I was profiling a Java application and discovered that object allocations were happening considerably slower than I'd expect. I ran a simple benchmark to attempt to establish the overall speed of small-object allocations, and I found that allocating a small object (a vector of 3 floats) seems to take about 200 nanoseconds on my machine. I'm running on a (dual-core) 2.0 GHz processor, so this is roughly 400 CPU cycles. I wanted to ask people here who have profiled Java applications before whether that sort of speed is to be expected. It seems a little cruel and unusual to me. After all, I would think that a language like Java that can compact the heap and relocate objects would have object allocation look something like the following:
int obj_addr = heap_ptr; heap_ptr += some_constant_size_of_object return obj_addr;
....which is a couple lines of assembly. As for garbage collection, I don't allocate or discard enough objects for that to come into play. When I optimize my code by re-using objects, I get performance on the order of 15 nanoseconds / object I need to process instead of 200 ns per object I need to process, so re-using objects hugely improves performance.

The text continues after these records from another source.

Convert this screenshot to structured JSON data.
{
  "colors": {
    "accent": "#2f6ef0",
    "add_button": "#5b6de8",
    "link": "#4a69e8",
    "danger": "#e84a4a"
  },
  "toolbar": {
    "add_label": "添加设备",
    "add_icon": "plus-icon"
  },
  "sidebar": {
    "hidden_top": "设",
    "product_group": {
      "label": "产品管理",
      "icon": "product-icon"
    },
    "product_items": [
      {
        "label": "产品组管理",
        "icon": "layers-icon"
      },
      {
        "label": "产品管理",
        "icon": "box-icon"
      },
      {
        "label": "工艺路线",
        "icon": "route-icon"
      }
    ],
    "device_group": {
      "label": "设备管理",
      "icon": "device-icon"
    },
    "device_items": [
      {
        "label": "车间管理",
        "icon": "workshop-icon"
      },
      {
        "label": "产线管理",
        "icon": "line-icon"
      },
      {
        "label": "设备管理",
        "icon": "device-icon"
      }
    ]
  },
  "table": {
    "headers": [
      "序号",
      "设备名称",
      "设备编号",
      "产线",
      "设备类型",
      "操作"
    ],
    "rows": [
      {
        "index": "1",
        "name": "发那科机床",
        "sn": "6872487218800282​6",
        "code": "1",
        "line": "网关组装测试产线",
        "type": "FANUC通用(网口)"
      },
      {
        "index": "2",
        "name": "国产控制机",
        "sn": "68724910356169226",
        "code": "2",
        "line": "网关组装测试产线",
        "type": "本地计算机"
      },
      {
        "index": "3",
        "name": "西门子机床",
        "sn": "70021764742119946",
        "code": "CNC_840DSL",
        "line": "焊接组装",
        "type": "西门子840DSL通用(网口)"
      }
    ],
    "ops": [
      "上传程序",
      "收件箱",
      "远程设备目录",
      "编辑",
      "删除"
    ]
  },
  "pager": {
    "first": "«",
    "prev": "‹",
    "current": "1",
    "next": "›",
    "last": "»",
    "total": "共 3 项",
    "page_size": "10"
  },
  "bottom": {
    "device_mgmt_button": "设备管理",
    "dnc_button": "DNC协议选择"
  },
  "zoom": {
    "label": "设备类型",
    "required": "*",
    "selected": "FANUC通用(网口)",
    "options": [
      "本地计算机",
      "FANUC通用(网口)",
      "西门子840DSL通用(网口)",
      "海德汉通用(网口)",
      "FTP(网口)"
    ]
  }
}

I'd really like to not reuse objects because that makes notation kind of hairy (many methods need to accept a
receptacle argument instead of returning a value).
So the question is: is it normal that object allocation is taking so long? Or might something be wrong on my machine that, once fixed, might allow me to have better performance on this? How long do small-object allocations typically take for others, and is there a typical value? I'm using a client machine and not using any compile flags at the moment. If things are faster on your machine, what is your machine's JVM version and operating system?
I realize that individual mileage may vary greatly when it comes to performance, but I'm just asking whether the numbers I'm mentioning above seem like they're in the right ballpark.